Someone once said, “Time sneaks up on you like a windshield on a bug.” I’m not sure who said it, but it’s true. One day you wake up to find time staring you in the face.
When my mom was in her mid-fifties, she told me she could not believe she was so old. She didn’t feel old. She said she didn’t feel any different than she did when she was in her twenties (which happened to be my age at the time). Yet, she had an older body, with new aches and pains, and an older face staring back at her in the mirror. Just wait, she said. When you’re my age, you’ll know what I mean.
So, here I am . . . over 50 . . . and I can’t believe it.
Seriously . . . I don’t feel old at all. I still ride bicycles and roll around on the floor with my dog. I wear jeans, paint my toes, and dance with the broom when no one is looking. I would never cut-and-perm my hair short and curly as a poodle, like my grandmother did. I don’t wear dentures. I don’t need meds. My face and body are my own without enhancements. And I no longer feel the need to color my hair, now that it’s faded to a pale ash blond I’m happy to live with as is.
This is not to say that someday I might not go darker or nip-and-tuck a little bit here and a smidgen there. I firmly believe you should strive to be the best you can be; and whatever it takes to make you feel good about yourself, is OK with me.
Aging gracefully is all about making the most of what you have, improving as you go, taking care of yourself, and enjoying life. Otherwise, you risk the alternative—you let yourself go, fall apart, shrivel up, and just get old.
I never thought of my mom as old.
Her mind was sharp. She played Jeopardy and Scrabble with a vengeance, and her energy level often outlasted my kids who easily fell asleep while she read stories to them. She had daily routines she followed religiously. Up early. In bed by ten. Stretching exercises. No soap ever on her face. Cold cream to remove makeup. Moisturizer. Rubber gloves when doing housework. Hats while gardening. She always took special care to protect her skin from the sun even before it became the thing to do. It was all worth the effort. At 50, her complexion was clear and smooth. There were some lines and creases at the corners of her eyes, but they came from the way her eyes scrunched together when she laughed, which she did often. Her dark hair curled gently to her chin. Her smile was serene, like a Mona Lisa.
My mom clearly loved life and herself . . . and it showed in her youthful spirit.
Still, when the clock says you’re over fifty, no matter how great you feel, you have to deal with the middle-age pigeonholes people automatically try to put you in.
Ours is a society that frowns on aging. If you want to stay relevant, you have to stay young. You have to act young. You have to look young. God forbid, you should have a face that shows your real age. TV commercials, geared towards older people, paint a whole other dismal picture. Incontinence. Erectile dysfunction. Hearing loss. Little old ladies who fall and can’t get up. Sure, these are real issues, but the message is clear—it sucks to get old.
For me, being old is still years away. It’s a state of mind, and I’m not there yet.
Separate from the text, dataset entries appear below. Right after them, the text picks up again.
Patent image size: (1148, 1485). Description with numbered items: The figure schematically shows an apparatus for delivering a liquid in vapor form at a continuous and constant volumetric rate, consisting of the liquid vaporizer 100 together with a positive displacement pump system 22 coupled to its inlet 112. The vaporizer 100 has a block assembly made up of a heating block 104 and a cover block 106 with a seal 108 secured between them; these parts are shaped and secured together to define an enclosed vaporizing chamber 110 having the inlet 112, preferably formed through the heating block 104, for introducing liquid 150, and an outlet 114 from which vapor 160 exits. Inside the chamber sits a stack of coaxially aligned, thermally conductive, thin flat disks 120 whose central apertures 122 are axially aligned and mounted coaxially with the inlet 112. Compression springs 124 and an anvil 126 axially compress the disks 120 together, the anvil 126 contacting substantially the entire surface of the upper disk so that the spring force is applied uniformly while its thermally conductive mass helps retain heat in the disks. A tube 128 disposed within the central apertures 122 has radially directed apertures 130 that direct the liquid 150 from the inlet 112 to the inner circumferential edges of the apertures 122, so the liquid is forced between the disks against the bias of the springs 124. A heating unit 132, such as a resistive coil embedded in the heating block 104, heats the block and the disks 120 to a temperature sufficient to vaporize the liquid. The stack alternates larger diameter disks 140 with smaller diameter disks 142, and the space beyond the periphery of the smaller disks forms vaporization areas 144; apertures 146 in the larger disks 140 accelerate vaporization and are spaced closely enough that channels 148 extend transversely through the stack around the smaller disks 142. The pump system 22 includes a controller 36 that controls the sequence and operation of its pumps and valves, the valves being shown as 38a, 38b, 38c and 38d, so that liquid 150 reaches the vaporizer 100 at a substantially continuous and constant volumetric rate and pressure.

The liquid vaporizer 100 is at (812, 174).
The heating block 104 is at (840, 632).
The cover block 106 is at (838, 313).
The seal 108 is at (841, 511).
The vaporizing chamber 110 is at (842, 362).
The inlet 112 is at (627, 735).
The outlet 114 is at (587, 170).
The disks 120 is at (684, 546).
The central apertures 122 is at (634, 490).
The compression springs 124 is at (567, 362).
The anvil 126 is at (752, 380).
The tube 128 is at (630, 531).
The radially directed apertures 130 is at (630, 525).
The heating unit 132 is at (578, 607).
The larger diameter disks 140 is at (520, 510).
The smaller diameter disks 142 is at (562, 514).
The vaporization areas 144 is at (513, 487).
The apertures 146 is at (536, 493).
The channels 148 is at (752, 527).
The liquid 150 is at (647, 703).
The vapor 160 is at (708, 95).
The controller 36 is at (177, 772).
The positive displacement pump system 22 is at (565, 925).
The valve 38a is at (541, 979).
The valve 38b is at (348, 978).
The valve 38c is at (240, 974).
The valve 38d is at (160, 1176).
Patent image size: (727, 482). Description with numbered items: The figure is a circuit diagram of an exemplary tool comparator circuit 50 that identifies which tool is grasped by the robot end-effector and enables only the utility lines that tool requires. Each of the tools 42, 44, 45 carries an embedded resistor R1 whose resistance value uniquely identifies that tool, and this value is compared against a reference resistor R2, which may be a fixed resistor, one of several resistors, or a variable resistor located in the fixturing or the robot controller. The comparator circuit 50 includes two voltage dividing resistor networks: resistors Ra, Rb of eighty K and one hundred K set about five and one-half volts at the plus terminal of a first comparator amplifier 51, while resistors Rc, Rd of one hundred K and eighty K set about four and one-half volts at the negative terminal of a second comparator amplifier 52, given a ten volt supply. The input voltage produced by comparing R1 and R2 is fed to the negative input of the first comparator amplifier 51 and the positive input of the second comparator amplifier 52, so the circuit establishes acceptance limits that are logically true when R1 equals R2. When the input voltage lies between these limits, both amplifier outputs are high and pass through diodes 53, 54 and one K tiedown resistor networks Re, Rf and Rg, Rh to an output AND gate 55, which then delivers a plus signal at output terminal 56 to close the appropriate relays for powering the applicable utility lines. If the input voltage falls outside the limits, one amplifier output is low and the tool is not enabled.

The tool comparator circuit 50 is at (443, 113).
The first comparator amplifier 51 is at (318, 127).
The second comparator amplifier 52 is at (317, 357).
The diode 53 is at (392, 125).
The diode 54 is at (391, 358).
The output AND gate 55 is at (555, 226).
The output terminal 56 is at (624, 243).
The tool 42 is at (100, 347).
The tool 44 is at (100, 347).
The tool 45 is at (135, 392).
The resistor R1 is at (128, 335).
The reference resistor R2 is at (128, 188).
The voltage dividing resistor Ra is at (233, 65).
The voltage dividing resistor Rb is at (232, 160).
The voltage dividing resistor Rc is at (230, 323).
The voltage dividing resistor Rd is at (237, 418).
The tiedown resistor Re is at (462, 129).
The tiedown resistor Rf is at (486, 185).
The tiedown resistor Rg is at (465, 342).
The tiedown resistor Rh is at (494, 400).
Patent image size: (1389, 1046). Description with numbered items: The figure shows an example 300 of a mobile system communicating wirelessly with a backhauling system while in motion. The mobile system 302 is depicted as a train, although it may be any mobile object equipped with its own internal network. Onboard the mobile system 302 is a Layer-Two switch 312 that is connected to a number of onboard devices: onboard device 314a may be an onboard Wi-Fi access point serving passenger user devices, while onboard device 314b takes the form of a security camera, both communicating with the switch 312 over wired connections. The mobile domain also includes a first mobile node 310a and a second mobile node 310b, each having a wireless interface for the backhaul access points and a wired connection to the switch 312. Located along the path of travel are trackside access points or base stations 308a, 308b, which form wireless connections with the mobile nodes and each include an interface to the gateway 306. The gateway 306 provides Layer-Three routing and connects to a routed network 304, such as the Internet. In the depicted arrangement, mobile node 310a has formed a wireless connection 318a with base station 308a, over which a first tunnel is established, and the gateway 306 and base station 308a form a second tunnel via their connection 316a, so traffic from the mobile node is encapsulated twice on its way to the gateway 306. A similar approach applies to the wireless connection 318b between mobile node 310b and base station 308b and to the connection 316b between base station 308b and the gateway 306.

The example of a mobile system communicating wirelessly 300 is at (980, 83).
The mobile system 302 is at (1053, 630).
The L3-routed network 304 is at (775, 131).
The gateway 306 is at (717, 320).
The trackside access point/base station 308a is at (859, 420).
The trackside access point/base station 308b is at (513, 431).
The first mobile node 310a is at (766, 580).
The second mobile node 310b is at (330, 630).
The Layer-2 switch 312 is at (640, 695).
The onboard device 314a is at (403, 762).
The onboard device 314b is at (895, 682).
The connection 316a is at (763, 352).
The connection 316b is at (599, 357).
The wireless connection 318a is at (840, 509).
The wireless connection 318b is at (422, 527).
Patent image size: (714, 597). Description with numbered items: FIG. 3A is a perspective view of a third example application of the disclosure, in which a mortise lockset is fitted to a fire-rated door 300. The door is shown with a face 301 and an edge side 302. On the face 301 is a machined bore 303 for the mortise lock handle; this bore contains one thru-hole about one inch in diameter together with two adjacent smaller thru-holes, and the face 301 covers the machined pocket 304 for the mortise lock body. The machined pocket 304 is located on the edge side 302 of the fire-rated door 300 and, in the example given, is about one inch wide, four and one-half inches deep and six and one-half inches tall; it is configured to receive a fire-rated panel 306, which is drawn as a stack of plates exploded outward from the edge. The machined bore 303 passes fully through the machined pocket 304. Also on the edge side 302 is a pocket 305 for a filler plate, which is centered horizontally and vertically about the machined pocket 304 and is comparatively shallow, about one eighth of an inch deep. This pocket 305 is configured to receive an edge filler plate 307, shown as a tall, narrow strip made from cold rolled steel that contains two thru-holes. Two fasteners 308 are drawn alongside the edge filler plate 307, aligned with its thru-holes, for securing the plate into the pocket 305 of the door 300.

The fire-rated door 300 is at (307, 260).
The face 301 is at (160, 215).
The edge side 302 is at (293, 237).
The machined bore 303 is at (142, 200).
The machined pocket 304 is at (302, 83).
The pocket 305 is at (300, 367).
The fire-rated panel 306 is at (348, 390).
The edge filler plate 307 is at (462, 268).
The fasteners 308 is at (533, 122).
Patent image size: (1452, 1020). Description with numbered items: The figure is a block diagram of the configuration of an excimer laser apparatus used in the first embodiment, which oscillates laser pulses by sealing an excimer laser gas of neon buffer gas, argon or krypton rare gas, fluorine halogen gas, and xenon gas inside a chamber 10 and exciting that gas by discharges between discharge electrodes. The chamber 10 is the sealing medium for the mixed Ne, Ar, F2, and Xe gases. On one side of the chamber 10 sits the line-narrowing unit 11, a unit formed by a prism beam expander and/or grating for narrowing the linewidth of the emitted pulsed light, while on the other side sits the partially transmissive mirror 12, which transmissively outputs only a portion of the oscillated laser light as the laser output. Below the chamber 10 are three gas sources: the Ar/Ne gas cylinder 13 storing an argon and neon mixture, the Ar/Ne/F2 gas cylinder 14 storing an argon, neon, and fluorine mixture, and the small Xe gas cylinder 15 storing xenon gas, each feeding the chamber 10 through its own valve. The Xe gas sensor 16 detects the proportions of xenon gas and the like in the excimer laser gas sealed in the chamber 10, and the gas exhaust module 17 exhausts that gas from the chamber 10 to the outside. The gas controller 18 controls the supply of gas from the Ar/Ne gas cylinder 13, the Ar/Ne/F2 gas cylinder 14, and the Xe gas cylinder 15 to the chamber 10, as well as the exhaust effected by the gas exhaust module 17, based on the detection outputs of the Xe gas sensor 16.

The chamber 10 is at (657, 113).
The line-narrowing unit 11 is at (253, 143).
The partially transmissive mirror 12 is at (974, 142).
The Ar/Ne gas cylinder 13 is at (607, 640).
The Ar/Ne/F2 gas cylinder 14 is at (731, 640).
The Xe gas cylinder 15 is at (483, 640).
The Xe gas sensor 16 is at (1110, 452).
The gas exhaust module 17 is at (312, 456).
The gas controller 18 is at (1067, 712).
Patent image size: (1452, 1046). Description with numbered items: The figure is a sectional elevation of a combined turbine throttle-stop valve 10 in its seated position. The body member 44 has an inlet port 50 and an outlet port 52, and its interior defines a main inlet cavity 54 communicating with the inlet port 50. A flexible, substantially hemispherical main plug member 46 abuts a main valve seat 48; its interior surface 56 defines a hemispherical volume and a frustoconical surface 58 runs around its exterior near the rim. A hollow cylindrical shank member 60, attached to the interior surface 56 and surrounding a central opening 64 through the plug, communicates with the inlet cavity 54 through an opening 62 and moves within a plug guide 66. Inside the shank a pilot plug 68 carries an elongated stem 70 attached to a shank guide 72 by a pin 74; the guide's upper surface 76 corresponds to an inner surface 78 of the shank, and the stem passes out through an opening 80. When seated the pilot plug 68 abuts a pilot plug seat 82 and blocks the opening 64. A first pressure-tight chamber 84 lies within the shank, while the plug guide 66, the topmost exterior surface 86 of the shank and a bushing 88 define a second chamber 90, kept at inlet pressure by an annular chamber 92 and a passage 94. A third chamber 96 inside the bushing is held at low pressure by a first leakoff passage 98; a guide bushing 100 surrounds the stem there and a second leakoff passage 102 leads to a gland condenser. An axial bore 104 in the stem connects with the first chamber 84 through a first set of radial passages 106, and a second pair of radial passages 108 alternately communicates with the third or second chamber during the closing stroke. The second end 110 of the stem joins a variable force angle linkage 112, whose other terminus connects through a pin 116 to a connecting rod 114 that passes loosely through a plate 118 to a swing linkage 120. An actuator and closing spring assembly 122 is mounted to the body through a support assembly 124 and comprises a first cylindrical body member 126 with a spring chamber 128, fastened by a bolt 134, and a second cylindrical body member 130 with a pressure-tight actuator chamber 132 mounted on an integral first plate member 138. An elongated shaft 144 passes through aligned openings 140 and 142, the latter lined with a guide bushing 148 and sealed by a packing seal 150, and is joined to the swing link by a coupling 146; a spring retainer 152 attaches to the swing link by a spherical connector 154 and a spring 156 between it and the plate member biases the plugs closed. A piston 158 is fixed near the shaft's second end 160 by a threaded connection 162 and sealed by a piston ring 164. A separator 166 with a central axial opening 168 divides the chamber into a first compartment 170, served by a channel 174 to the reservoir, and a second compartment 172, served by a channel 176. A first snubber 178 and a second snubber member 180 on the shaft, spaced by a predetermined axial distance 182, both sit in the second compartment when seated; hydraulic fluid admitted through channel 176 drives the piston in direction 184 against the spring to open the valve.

I don’t agonize about getting older. It doesn’t keep me up nights worrying I’ll find a new wrinkle in the morning mirror. I try to eat right, take care of myself, maintain a positive attitude, and keep busy. I simply live my life as I always have, taking in the scenery and enjoying the ride. Joan Collins once said, “Age only matters if you’re wine.” I like to think, like fine wine, I’m aging well.
My mom aged gracefully. It was so gradual, so subtle, I didn’t even notice until the very end just how thin and frail she was. Her habits had never changed. She still took care of herself, cooked her own meals, worked in the garden, and played with her dog who was quite a handful. Aging didn’t seem to bother her. About the only time I saw her wince was when someone called her “ma’am.” She told me she hated when young people did that.
It’s funny how the older you are, the younger “old” (as you once thought of it) seems.
My mom was near eighty—still sharp and independent as ever—when she made me promise to never poodle perm my hair like my grandmother had done. “It was awful,” she said. “My mother was only 50, and it made her look so old.”